Jakarta, CNN Indonesia —
Direktorat Jenderal Pajak (DJP) Kementerian Keuangan (Kemenkeu) memastikan Pajak Pertambahan Nilai (PPN) sebesar 12 persen tidak akan dikenakan kepada konsumen atas transaksi yang dilakukan menggunakan Indonesia Quick Code (QRIS).
Dwi Astuti, Direktur Penyuluhan, Pelayanan, dan Hubungan Masyarakat DJP, mengatakan PPN dikenakan pada tingkat diskonto perdagangan (MDR), yaitu biaya jasa yang dibebankan oleh penyedia jasa pembayaran (PJP) atau vendor kepada pedagang dan vendor.
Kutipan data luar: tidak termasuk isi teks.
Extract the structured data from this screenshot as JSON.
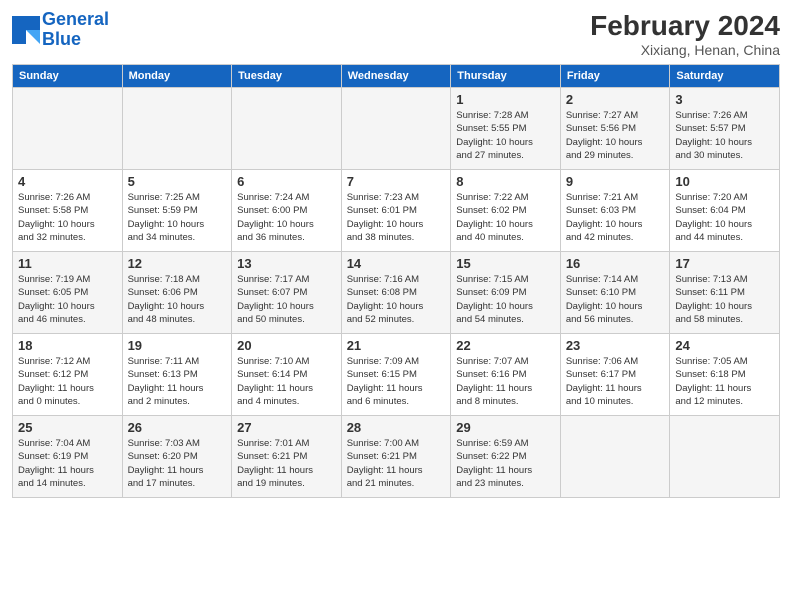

Jadi sebenarnya dasar pembayaran QRIS adalah MDR. Jadi sebenarnya penyedia jasa menyediakan aplikasi ini, lalu ada mekanisme antara penyedia jasa dengan merchant, lalu merchant membayar PPN sebesar layanannya. Bisa 0,1 atau 0,2 dari transaksi (persentase) dan sebenarnya menjadi tanggung jawab penyedia layanan,” ujarnya dalam jumpa pers, Senin (23/12).
Konsumen tidak dikenakan PPN atas transaksi QRIS, sehingga nominal tagihan pada Dwi tetap menggunakan QRIS atau fisik sama.
Namun terlepas dari apakah pembayarannya dilakukan menggunakan QRIS atau tidak, atas pembelian barang yang dikenakan PPN tetap dikenakan PPN.
Misalnya, jika Anda membeli TV seharga $5 juta, $550.000 akan dikenakan PPN. Sebab, barang yang dibebaskan PPN tidak termasuk produk elektronik.
Jadi total harga yang dibayarkan adalah Rp 5.550.000, baik membayar melalui QRIS atau langsung.
“Mau bayarnya pakai QRIS atau tunai, biayanya Rp 5.550.000,” kata Dwi.
Terkait hal tersebut, Dwi menjelaskan, mulai 1 Januari 2025 akan dikenakan PPN sebesar 12 persen atas transaksi e-money dan dompet digital. Menurut dia, PPN dikenakan atas biaya administrasi transaksi elektronik dan dompet digital.
Misalnya A mengelola e-money atau e-wallet sebesar Rp 1 juta dengan biaya admin sebesar Rp 1.500. Jadi PPN yang dikenakan adalah Rp 180 atau 12 persen dikalikan Rp 1500.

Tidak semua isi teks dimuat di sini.